Check this article out, it’s talking about how BT is managing the challenges with data center energy efficiency, it’s always interesting to read about what approaches people are taking.

VMWare release ESX patch

http://kb.vmware.com/selfservice/microsites/search.do?language=en_US&cmd=displayKC&externalId=1001724

This patch fixes the following security issues:

  • Fixes a security vulnerability that could allow a guest operating system user with administrative privileges to cause memory corruption in a host process, and thus potentially execute arbitrary code on the host. The Common Vulnerabilities and Exposures project (cve.mitre.org) assigned the following name to this issue: CVE-2007-4496.

Thanks to Rafal Wojtczvk of McAfee for identifying and reporting this issue.

  • Fixes a denial of service vulnerability that could allow a guest operating system to cause a host process to become unresponsive or exit unexpectedly.
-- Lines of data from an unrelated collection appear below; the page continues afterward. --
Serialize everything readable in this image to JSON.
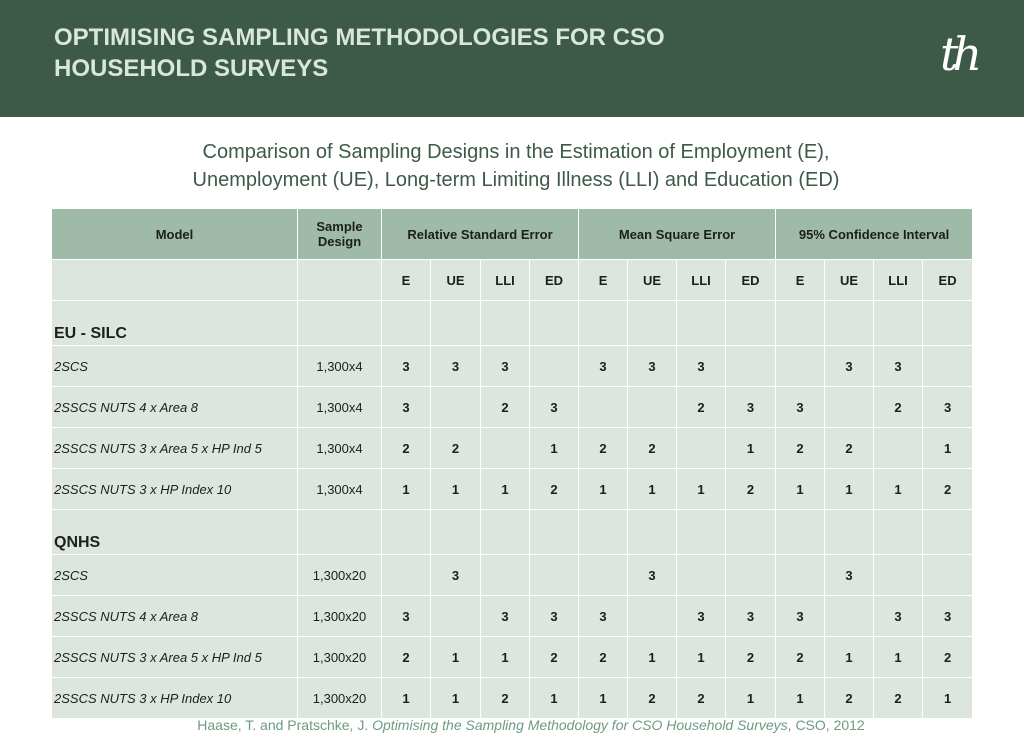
{
  "header": {
    "title": "OPTIMISING SAMPLING METHODOLOGIES FOR CSO HOUSEHOLD SURVEYS",
    "logo": "th"
  },
  "subtitle": {
    "line1": "Comparison of Sampling Designs in the Estimation of Employment (E),",
    "line2": "Unemployment (UE), Long-term Limiting Illness (LLI) and Education (ED)"
  },
  "table": {
    "headers": {
      "model": "Model",
      "sample_design": "Sample Design",
      "groups": [
        "Relative Standard Error",
        "Mean Square Error",
        "95% Confidence Interval"
      ]
    },
    "subheaders": [
      "E",
      "UE",
      "LLI",
      "ED",
      "E",
      "UE",
      "LLI",
      "ED",
      "E",
      "UE",
      "LLI",
      "ED"
    ],
    "sections": [
      {
        "name": "EU - SILC",
        "rows": [
          {
            "model": "2SCS",
            "design": "1,300x4",
            "values": [
              "3",
              "3",
              "3",
              "",
              "3",
              "3",
              "3",
              "",
              "",
              "3",
              "3",
              ""
            ]
          },
          {
            "model": "2SSCS NUTS 4 x Area 8",
            "design": "1,300x4",
            "values": [
              "3",
              "",
              "2",
              "3",
              "",
              "",
              "2",
              "3",
              "3",
              "",
              "2",
              "3"
            ]
          },
          {
            "model": "2SSCS NUTS 3 x Area 5 x HP Ind 5",
            "design": "1,300x4",
            "values": [
              "2",
              "2",
              "",
              "1",
              "2",
              "2",
              "",
              "1",
              "2",
              "2",
              "",
              "1"
            ]
          },
          {
            "model": "2SSCS NUTS 3 x HP Index 10",
            "design": "1,300x4",
            "values": [
              "1",
              "1",
              "1",
              "2",
              "1",
              "1",
              "1",
              "2",
              "1",
              "1",
              "1",
              "2"
            ]
          }
        ]
      },
      {
        "name": "QNHS",
        "rows": [
          {
            "model": "2SCS",
            "design": "1,300x20",
            "values": [
              "",
              "3",
              "",
              "",
              "",
              "3",
              "",
              "",
              "",
              "3",
              "",
              ""
            ]
          },
          {
            "model": "2SSCS NUTS 4 x Area 8",
            "design": "1,300x20",
            "values": [
              "3",
              "",
              "3",
              "3",
              "3",
              "",
              "3",
              "3",
              "3",
              "",
              "3",
              "3"
            ]
          },
          {
            "model": "2SSCS NUTS 3 x Area 5 x HP Ind 5",
            "design": "1,300x20",
            "values": [
              "2",
              "1",
              "1",
              "2",
              "2",
              "1",
              "1",
              "2",
              "2",
              "1",
              "1",
              "2"
            ]
          },
          {
            "model": "2SSCS NUTS 3 x HP Index 10",
            "design": "1,300x20",
            "values": [
              "1",
              "1",
              "2",
              "1",
              "1",
              "2",
              "2",
              "1",
              "1",
              "2",
              "2",
              "1"
            ]
          }
        ]
      }
    ]
  },
  "colors": {
    "header_bg": "#3d5a48",
    "table_header_bg": "#9fbaa8",
    "table_body_bg": "#dce6de",
    "rank_3": "#e0001b",
    "rank_2": "#f5b800",
    "rank_1": "#1e1e1e"
  },
  "footer": {
    "authors": "Haase, T. and Pratschke, J.",
    "title": "Optimising the Sampling Methodology for CSO Household Surveys",
    "source": ", CSO, 2012"
  }
}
The Common Vulnerabilities and Exposures project (cve.mitre.org) assigned the following name to this issue: CVE-2007-4497.

Thanks to Rafal Wojtczvk of McAfee for identifying and reporting this issue.

I was reading an article talking about the need to secure the VMWare servers, and it mentioned a new security vulnerability identified on Friday, check it out. Securing the VMWare ESX servers is just as important as patching the virtual or physical windows/linux/unix servers, in a virtualized world you could argue it’s even more important as one physical asset could cause disruption to several business lines/applications (arguably as could any share infrastructure).